“Summer is coming, summer is coming,
I know it, I know it, I know it.
Light again, leaf again, life again, love again!”
Yes, my wild little Poet.
Sing the new year in under the blue.
Last year you sang it as gladly.
“New, new, new, new!” Is it then so new
That you should carol so madly?
“Love again, song again, nest again, young again!”
Never a prophet so crazy !
And hardly a daisy as yet, little friend,
See, there is hardly a daisy.
“Here again, here, here, here, happy year!”
O warble unchidden, unbidden!
Summer is coming, is coming, my dear,
And all the winters are hidden.
( Alfred, Lord Tennyson )
Alfred, Lord Tennyson (1809-1892) was born in Lincoln shire, England, and attended Cambridge University. He devoted his whole life to poetry and became one of the greatest poets of the nineteenth century. He succeeded Wordsworth as poet laureate, and because of this honor, wrote a number of poems about matters of timely and national interest.
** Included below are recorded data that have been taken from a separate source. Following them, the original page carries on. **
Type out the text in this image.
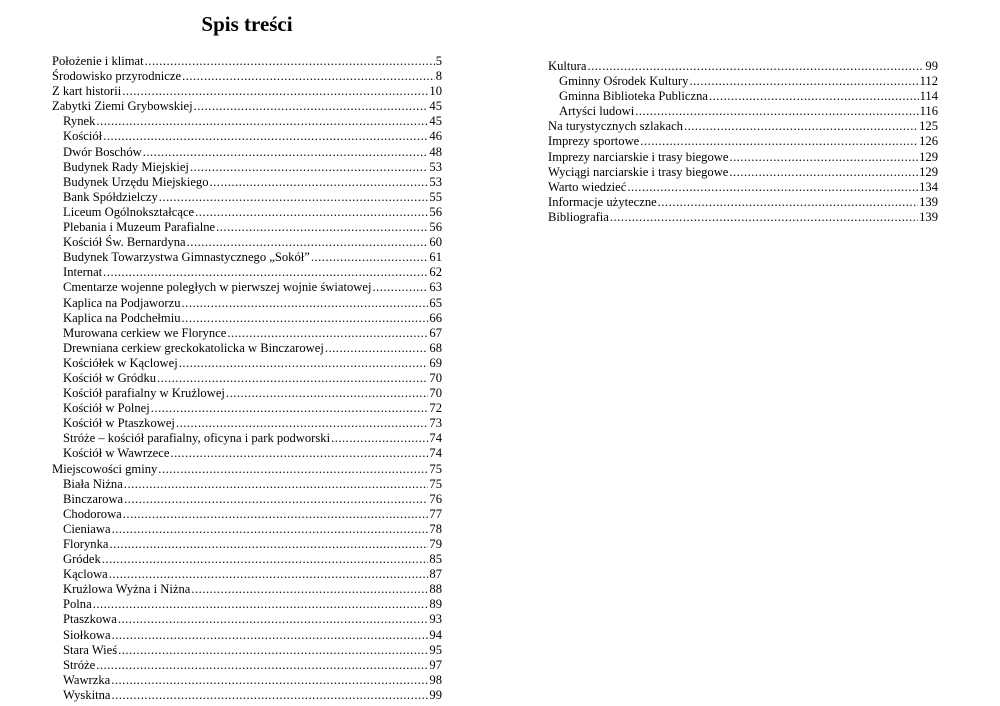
Spis treści
Położenie i klimat .....	5
Środowisko przyrodnicze .....	8
Z kart historii .....	10
Zabytki Ziemi Grybowskiej .....	45
Rynek .....	45
Kościół .....	46
Dwór Boschów .....	48
Budynek Rady Miejskiej .....	53
Budynek Urzędu Miejskiego .....	53
Bank Spółdzielczy .....	55
Liceum Ogólnokształcące .....	56
Plebania i Muzeum Parafialne .....	56
Kościół Św. Bernardyna .....	60
Budynek Towarzystwa Gimnastycznego „Sokół” .....	61
Internat .....	62
Cmentarze wojenne poległych w pierwszej wojnie światowej .....	63
Kaplica na Podjaworzu .....	65
Kaplica na Podchełmiu .....	66
Murowana cerkiew we Florynce .....	67
Drewniana cerkiew greckokatolicka w Binczarowej .....	68
Kościółek w Kąclowej .....	69
Kościół w Gródku .....	70
Kościół parafialny w Krużlowej .....	70
Kościół w Polnej .....	72
Kościół w Ptaszkowej .....	73
Stróże – kościół parafialny, oficyna i park podworski .....	74
Kościół w Wawrzece .....	74
Miejscowości gminy .....	75
Biała Niżna .....	75
Binczarowa .....	76
Chodorowa .....	77
Cieniawa .....	78
Florynka .....	79
Gródek .....	85
Kąclowa .....	87
Krużlowa Wyżna i Niżna .....	88
Polna .....	89
Ptaszkowa .....	93
Siołkowa .....	94
Stara Wieś .....	95
Stróże .....	97
Wawrzka .....	98
Wyskitna .....	99
Kultura .....	99
Gminny Ośrodek Kultury .....	112
Gminna Biblioteka Publiczna .....	114
Artyści ludowi .....	116
Na turystycznych szlakach .....	125
Imprezy sportowe .....	126
Imprezy narciarskie i trasy biegowe .....	129
Wyciągi narciarskie i trasy biegowe .....	129
Warto wiedzieć .....	134
Informacje użyteczne .....	139
Bibliografia .....	139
One of these is his “Ode on the Death of the Duke of Wellington.” You will learn to know him as a teller of tales in verse, some of them modem ballads, others the old romances about King Arthur; as a writer of many lovely song-poems, or lyrics; and as a poet of religious faith.
Answer the following questions.
1) Which lines in the first stanza represent the song of the bid?
2) Which lines give Tennyson’s answer to the throstle?
3) What is the theme of the bird’s song?
4) How do we know that Tennyson did not share the little bird’s hope?
5) What do the last two lines show that the bird did for the poet?